Azul: Summer Pavilion lasts six rounds, and in each round players draft tiles, then place them on their individual player board to score points. Each of the six colors of tiles is wild during one of the rounds.
At the start of each round, draw tiles at random from the bag to refill each of the five, seven, or nine factories with four tiles each. Draw tiles as needed to refill the ten supply spaces on the central scoring board. Players then take turns drafting tiles. You can choose to take all of the tiles of a non-wild color on a factory and place them next to your board; if any wild tiles are on this factory, you must take one of them. Place all remaining tiles in the center of the table. Alternatively, you can take all tiles of a non-wild color from the center of play; you must also take one wild tile, if present.
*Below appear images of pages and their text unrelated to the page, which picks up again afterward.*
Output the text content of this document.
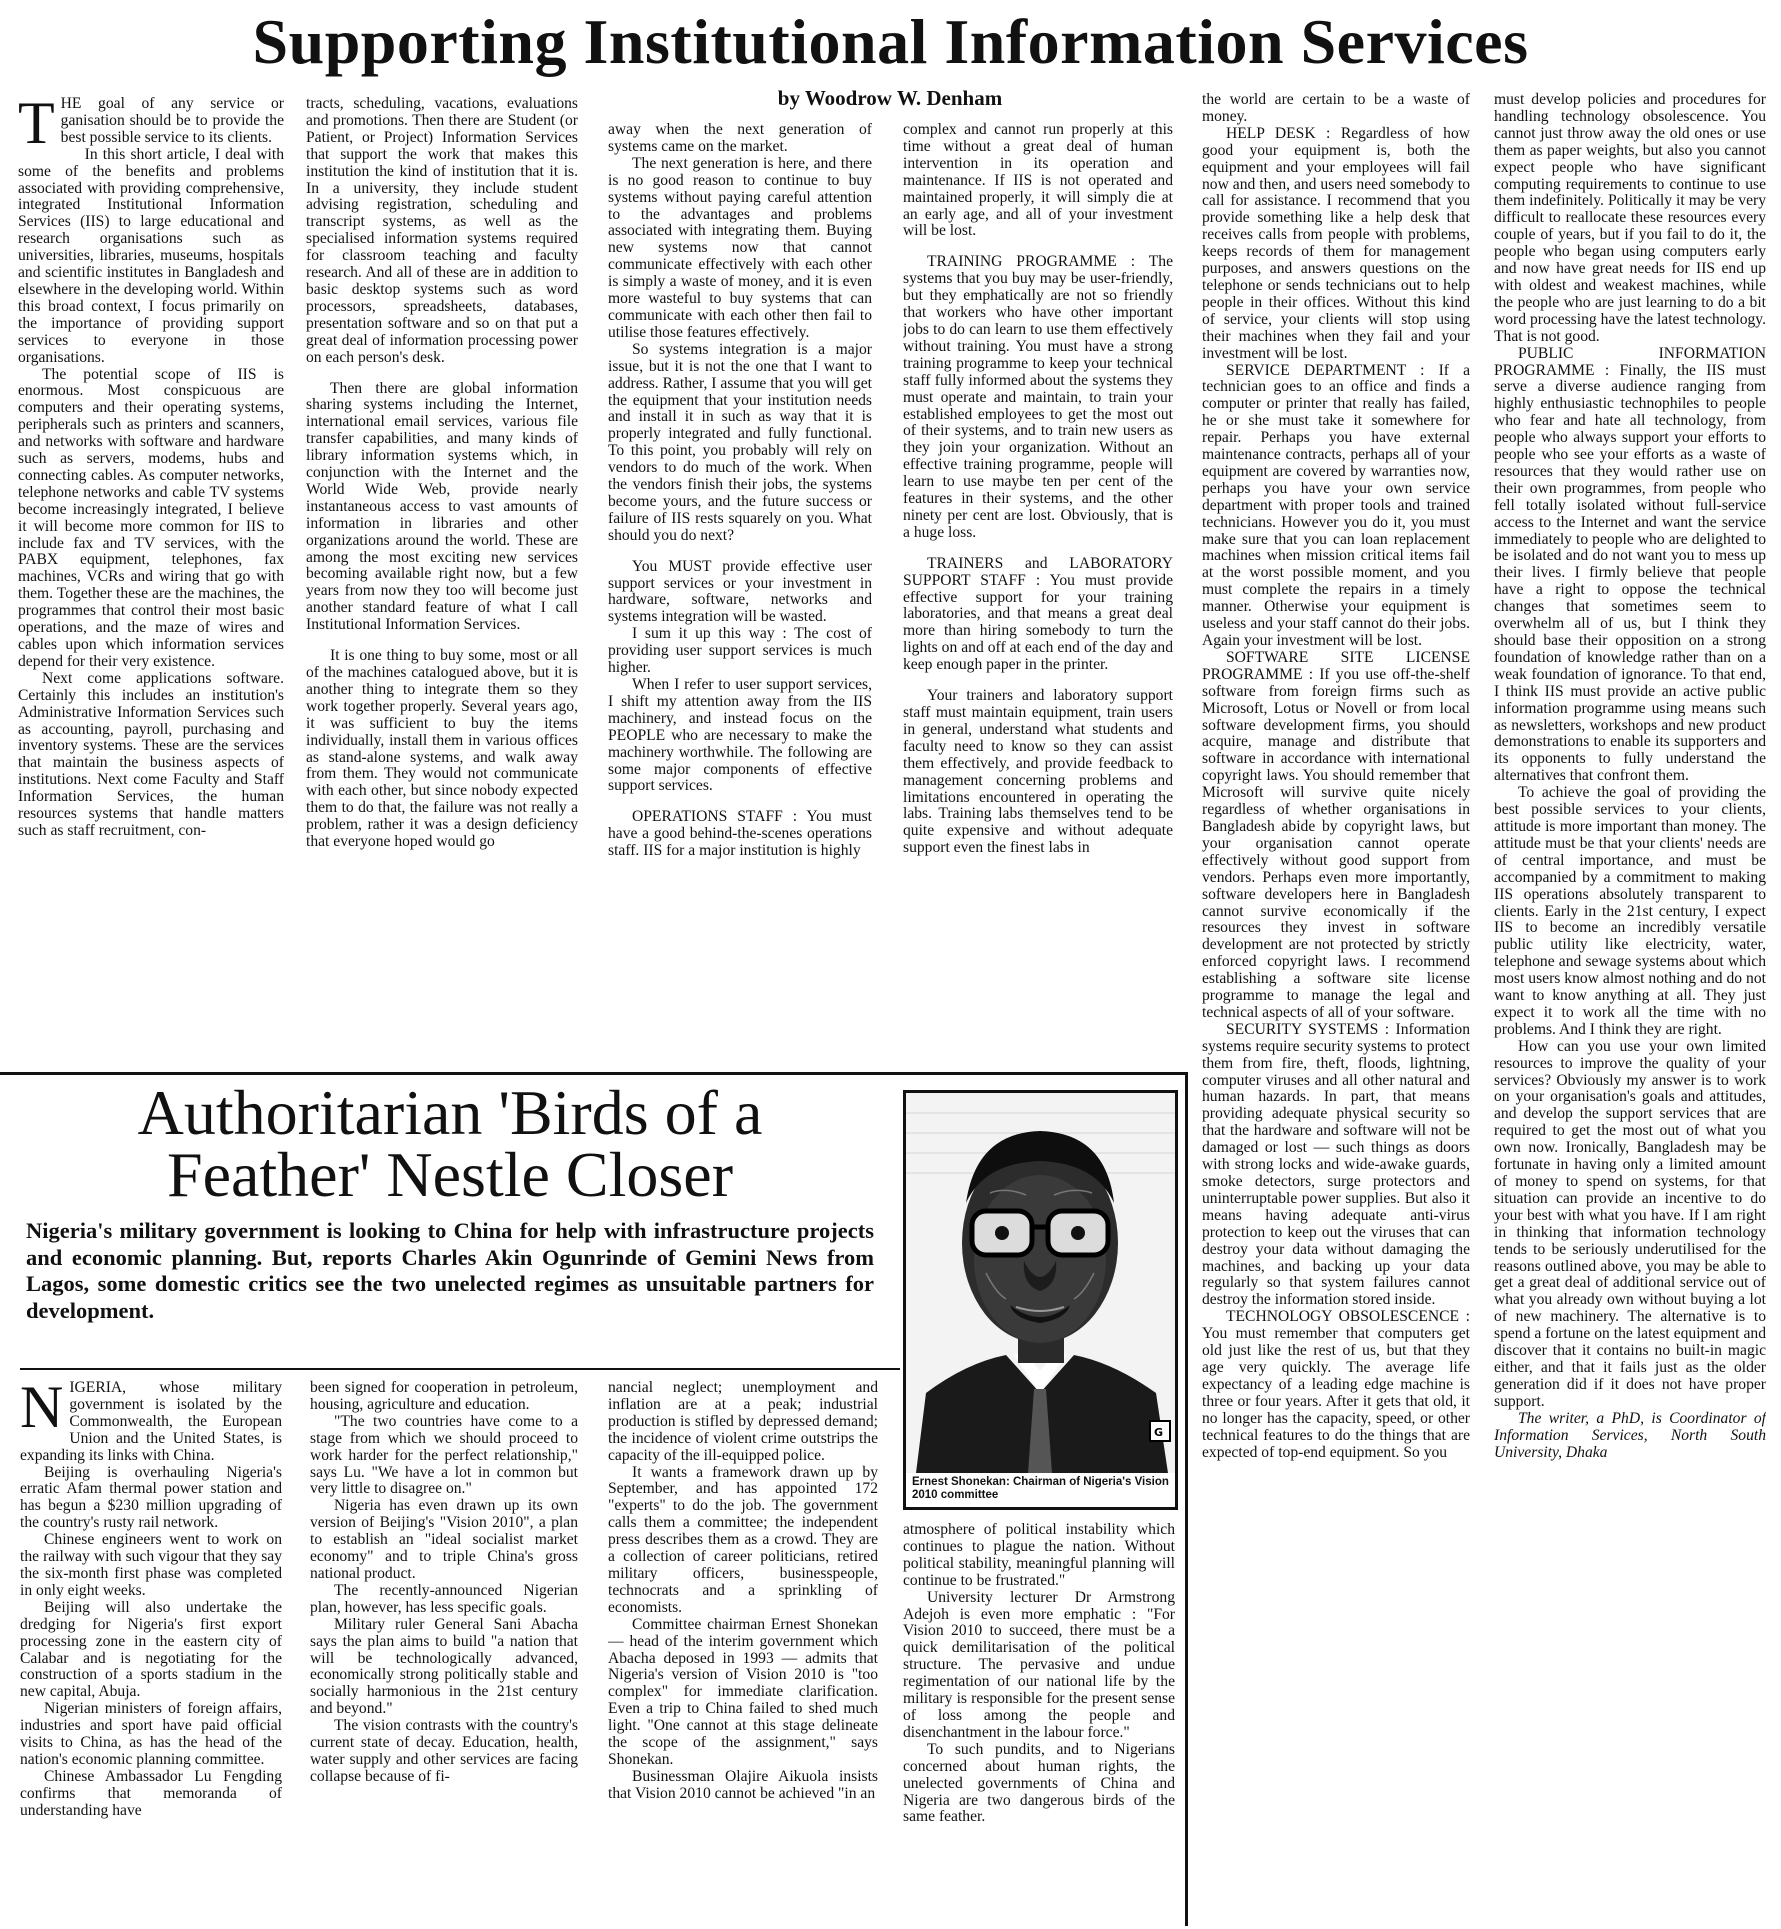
Supporting Institutional Information Services
by Woodrow W. Denham

THE goal of any service or ganisation should be to provide the best possible service to its clients.

In this short article, I deal with some of the benefits and problems associated with providing comprehensive, integrated Institutional Information Services (IIS) to large educational and research organisations such as universities, libraries, museums, hospitals and scientific institutes in Bangladesh and elsewhere in the developing world. Within this broad context, I focus primarily on the importance of providing support services to everyone in those organisations.

The potential scope of IIS is enormous. Most conspicuous are computers and their operating systems, peripherals such as printers and scanners, and networks with software and hardware such as servers, modems, hubs and connecting cables. As computer networks, telephone networks and cable TV systems become increasingly integrated, I believe it will become more common for IIS to include fax and TV services, with the PABX equipment, telephones, fax machines, VCRs and wiring that go with them. Together these are the machines, the programmes that control their most basic operations, and the maze of wires and cables upon which information services depend for their very existence.

Next come applications software. Certainly this includes an institution's Administrative Information Services such as accounting, payroll, purchasing and inventory systems. These are the services that maintain the business aspects of institutions. Next come Faculty and Staff Information Services, the human resources systems that handle matters such as staff recruitment, con-

tracts, scheduling, vacations, evaluations and promotions. Then there are Student (or Patient, or Project) Information Services that support the work that makes this institution the kind of institution that it is. In a university, they include student advising registration, scheduling and transcript systems, as well as the specialised information systems required for classroom teaching and faculty research. And all of these are in addition to basic desktop systems such as word processors, spreadsheets, databases, presentation software and so on that put a great deal of information processing power on each person's desk.

Then there are global information sharing systems including the Internet, international email services, various file transfer capabilities, and many kinds of library information systems which, in conjunction with the Internet and the World Wide Web, provide nearly instantaneous access to vast amounts of information in libraries and other organizations around the world. These are among the most exciting new services becoming available right now, but a few years from now they too will become just another standard feature of what I call Institutional Information Services.

It is one thing to buy some, most or all of the machines catalogued above, but it is another thing to integrate them so they work together properly. Several years ago, it was sufficient to buy the items individually, install them in various offices as stand-alone systems, and walk away from them. They would not communicate with each other, but since nobody expected them to do that, the failure was not really a problem, rather it was a design deficiency that everyone hoped would go

away when the next generation of systems came on the market.

The next generation is here, and there is no good reason to continue to buy systems without paying careful attention to the advantages and problems associated with integrating them. Buying new systems now that cannot communicate effectively with each other is simply a waste of money, and it is even more wasteful to buy systems that can communicate with each other then fail to utilise those features effectively.

So systems integration is a major issue, but it is not the one that I want to address. Rather, I assume that you will get the equipment that your institution needs and install it in such as way that it is properly integrated and fully functional. To this point, you probably will rely on vendors to do much of the work. When the vendors finish their jobs, the systems become yours, and the future success or failure of IIS rests squarely on you. What should you do next?

You MUST provide effective user support services or your investment in hardware, software, networks and systems integration will be wasted.

I sum it up this way : The cost of providing user support services is much higher.

When I refer to user support services, I shift my attention away from the IIS machinery, and instead focus on the PEOPLE who are necessary to make the machinery worthwhile. The following are some major components of effective support services.

OPERATIONS STAFF : You must have a good behind-the-scenes operations staff. IIS for a major institution is highly

complex and cannot run properly at this time without a great deal of human intervention in its operation and maintenance. If IIS is not operated and maintained properly, it will simply die at an early age, and all of your investment will be lost.

TRAINING PROGRAMME : The systems that you buy may be user-friendly, but they emphatically are not so friendly that workers who have other important jobs to do can learn to use them effectively without training. You must have a strong training programme to keep your technical staff fully informed about the systems they must operate and maintain, to train your established employees to get the most out of their systems, and to train new users as they join your organization. Without an effective training programme, people will learn to use maybe ten per cent of the features in their systems, and the other ninety per cent are lost. Obviously, that is a huge loss.

TRAINERS and LABORATORY SUPPORT STAFF : You must provide effective support for your training laboratories, and that means a great deal more than hiring somebody to turn the lights on and off at each end of the day and keep enough paper in the printer.

Your trainers and laboratory support staff must maintain equipment, train users in general, understand what students and faculty need to know so they can assist them effectively, and provide feedback to management concerning problems and limitations encountered in operating the labs. Training labs themselves tend to be quite expensive and without adequate support even the finest labs in

the world are certain to be a waste of money.

HELP DESK : Regardless of how good your equipment is, both the equipment and your employees will fail now and then, and users need somebody to call for assistance. I recommend that you provide something like a help desk that receives calls from people with problems, keeps records of them for management purposes, and answers questions on the telephone or sends technicians out to help people in their offices. Without this kind of service, your clients will stop using their machines when they fail and your investment will be lost.

SERVICE DEPARTMENT : If a technician goes to an office and finds a computer or printer that really has failed, he or she must take it somewhere for repair. Perhaps you have external maintenance contracts, perhaps all of your equipment are covered by warranties now, perhaps you have your own service department with proper tools and trained technicians. However you do it, you must make sure that you can loan replacement machines when mission critical items fail at the worst possible moment, and you must complete the repairs in a timely manner. Otherwise your equipment is useless and your staff cannot do their jobs. Again your investment will be lost.

SOFTWARE SITE LICENSE PROGRAMME : If you use off-the-shelf software from foreign firms such as Microsoft, Lotus or Novell or from local software development firms, you should acquire, manage and distribute that software in accordance with international copyright laws. You should remember that Microsoft will survive quite nicely regardless of whether organisations in Bangladesh abide by copyright laws, but your organisation cannot operate effectively without good support from vendors. Perhaps even more importantly, software developers here in Bangladesh cannot survive economically if the resources they invest in software development are not protected by strictly enforced copyright laws. I recommend establishing a software site license programme to manage the legal and technical aspects of all of your software.

SECURITY SYSTEMS : Information systems require security systems to protect them from fire, theft, floods, lightning, computer viruses and all other natural and human hazards. In part, that means providing adequate physical security so that the hardware and software will not be damaged or lost — such things as doors with strong locks and wide-awake guards, smoke detectors, surge protectors and uninterruptable power supplies. But also it means having adequate anti-virus protection to keep out the viruses that can destroy your data without damaging the machines, and backing up your data regularly so that system failures cannot destroy the information stored inside.

TECHNOLOGY OBSOLESCENCE : You must remember that computers get old just like the rest of us, but that they age very quickly. The average life expectancy of a leading edge machine is three or four years. After it gets that old, it no longer has the capacity, speed, or other technical features to do the things that are expected of top-end equipment. So you

must develop policies and procedures for handling technology obsolescence. You cannot just throw away the old ones or use them as paper weights, but also you cannot expect people who have significant computing requirements to continue to use them indefinitely. Politically it may be very difficult to reallocate these resources every couple of years, but if you fail to do it, the people who began using computers early and now have great needs for IIS end up with oldest and weakest machines, while the people who are just learning to do a bit word processing have the latest technology. That is not good.

PUBLIC INFORMATION PROGRAMME : Finally, the IIS must serve a diverse audience ranging from highly enthusiastic technophiles to people who fear and hate all technology, from people who always support your efforts to people who see your efforts as a waste of resources that they would rather use on their own programmes, from people who fell totally isolated without full-service access to the Internet and want the service immediately to people who are delighted to be isolated and do not want you to mess up their lives. I firmly believe that people have a right to oppose the technical changes that sometimes seem to overwhelm all of us, but I think they should base their opposition on a strong foundation of knowledge rather than on a weak foundation of ignorance. To that end, I think IIS must provide an active public information programme using means such as newsletters, workshops and new product demonstrations to enable its supporters and its opponents to fully understand the alternatives that confront them.

To achieve the goal of providing the best possible services to your clients, attitude is more important than money. The attitude must be that your clients' needs are of central importance, and must be accompanied by a commitment to making IIS operations absolutely transparent to clients. Early in the 21st century, I expect IIS to become an incredibly versatile public utility like electricity, water, telephone and sewage systems about which most users know almost nothing and do not want to know anything at all. They just expect it to work all the time with no problems. And I think they are right.

How can you use your own limited resources to improve the quality of your services? Obviously my answer is to work on your organisation's goals and attitudes, and develop the support services that are required to get the most out of what you own now. Ironically, Bangladesh may be fortunate in having only a limited amount of money to spend on systems, for that situation can provide an incentive to do your best with what you have. If I am right in thinking that information technology tends to be seriously underutilised for the reasons outlined above, you may be able to get a great deal of additional service out of what you already own without buying a lot of new machinery. The alternative is to spend a fortune on the latest equipment and discover that it contains no built-in magic either, and that it fails just as the older generation did if it does not have proper support.

The writer, a PhD, is Coordinator of Information Services, North South University, Dhaka

Authoritarian 'Birds of a
Feather' Nestle Closer
Nigeria's military government is looking to China for help with infrastructure projects and economic planning. But, reports Charles Akin Ogunrinde of Gemini News from Lagos, some domestic critics see the two unelected regimes as unsuitable partners for development.
G
Ernest Shonekan: Chairman of Nigeria's Vision 2010 committee

NIGERIA, whose military government is isolated by the Commonwealth, the European Union and the United States, is expanding its links with China.

Beijing is overhauling Nigeria's erratic Afam thermal power station and has begun a $230 million upgrading of the country's rusty rail network.

Chinese engineers went to work on the railway with such vigour that they say the six-month first phase was completed in only eight weeks.

Beijing will also undertake the dredging for Nigeria's first export processing zone in the eastern city of Calabar and is negotiating for the construction of a sports stadium in the new capital, Abuja.

Nigerian ministers of foreign affairs, industries and sport have paid official visits to China, as has the head of the nation's economic planning committee.

Chinese Ambassador Lu Fengding confirms that memoranda of understanding have

been signed for cooperation in petroleum, housing, agriculture and education.

"The two countries have come to a stage from which we should proceed to work harder for the perfect relationship," says Lu. "We have a lot in common but very little to disagree on."

Nigeria has even drawn up its own version of Beijing's "Vision 2010", a plan to establish an "ideal socialist market economy" and to triple China's gross national product.

The recently-announced Nigerian plan, however, has less specific goals.

Military ruler General Sani Abacha says the plan aims to build "a nation that will be technologically advanced, economically strong politically stable and socially harmonious in the 21st century and beyond."

The vision contrasts with the country's current state of decay. Education, health, water supply and other services are facing collapse because of fi-

nancial neglect; unemployment and inflation are at a peak; industrial production is stifled by depressed demand; the incidence of violent crime outstrips the capacity of the ill-equipped police.

It wants a framework drawn up by September, and has appointed 172 "experts" to do the job. The government calls them a committee; the independent press describes them as a crowd. They are a collection of career politicians, retired military officers, businesspeople, technocrats and a sprinkling of economists.

Committee chairman Ernest Shonekan — head of the interim government which Abacha deposed in 1993 — admits that Nigeria's version of Vision 2010 is "too complex" for immediate clarification. Even a trip to China failed to shed much light. "One cannot at this stage delineate the scope of the assignment," says Shonekan.

Businessman Olajire Aikuola insists that Vision 2010 cannot be achieved "in an

atmosphere of political instability which continues to plague the nation. Without political stability, meaningful planning will continue to be frustrated."

University lecturer Dr Armstrong Adejoh is even more emphatic : "For Vision 2010 to succeed, there must be a quick demilitarisation of the political structure. The pervasive and undue regimentation of our national life by the military is responsible for the present sense of loss among the people and disenchantment in the labour force."

To such pundits, and to Nigerians concerned about human rights, the unelected governments of China and Nigeria are two dangerous birds of the same feather.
After all tiles have been claimed, players then take turns placing tiles on their individual boards. Each board depicts seven stars that would be composed of six tiles; each space on a star shows a number from 1-6, and six of the stars are for tiles of a single color while the seventh will be composed of one tile of each color. To place a tile on the blue 5, for example, you must discard five blue or wild tiles from next to your player board (with at least one blue being required), placing one blue tile in the blue 5 space and the rest in the discard tower. You score 1 point for this tile and 1 point for each tile within this star connected to the newly placed tile.
If you complete surround a pillar, statue, or window on your game board with tiles, you get an immediate bonus, taking 1-3 tiles from the central supply spaces and placing them next to your board. At the end of the round, you can carry over at most four tiles to the next round; discard any others, losing 1 point for each such tile.
After six rounds, you score a bonus for each of the seven stars that you've filled completely. Additionally, you score a bonus for having covered all seven spaces of value 1, 2, 3 or 4. You lose 1 point for each remaining tile unused, then whoever has the most points wins.
4 Reviews Hide Reviews Show Reviews
I wanted to love this. I kept reading how this had more strategy and was better than the original Azul. What I found was a more fiddly game with (yes) more choices, but also more downtime and very little player interaction. It seemed more like two people playing separate games. It just lacked the quick simplicity and back and forth that made the original Azul so much fun. It’s an ok game, not one I will pull out as often as the original.
If you enjoy the Azul family of games, this is a must-buy. The wild tiles each round add a very interesting new element. The result is an Azul that is a bit more "thinky" than the original but totally approachable if you have played the original.
If you don't own Azul yet, buy the original first. If you enjoy that game, you can skip the Stained Glass edition and jump to this one.
I really liked the original Azul. My wife loved it. After many, many plays (of the original), I got a little bored of it. However, this probably has to do with playing the game with my wife most of the time. I really, really like Azul Summer Pavilion. This has really pumped new life into Azul (for me). I feel it offers a little more strategic depth while keeping the game close to its roots. As with the original, the tiles are very satisfying to hold and clack together. When we play Azul, I rarely think of the original any more. I always grab Summer Pavilion. Overall a great game.
This is my favorite game in the azul series! It’s colorful and strategic and addicting!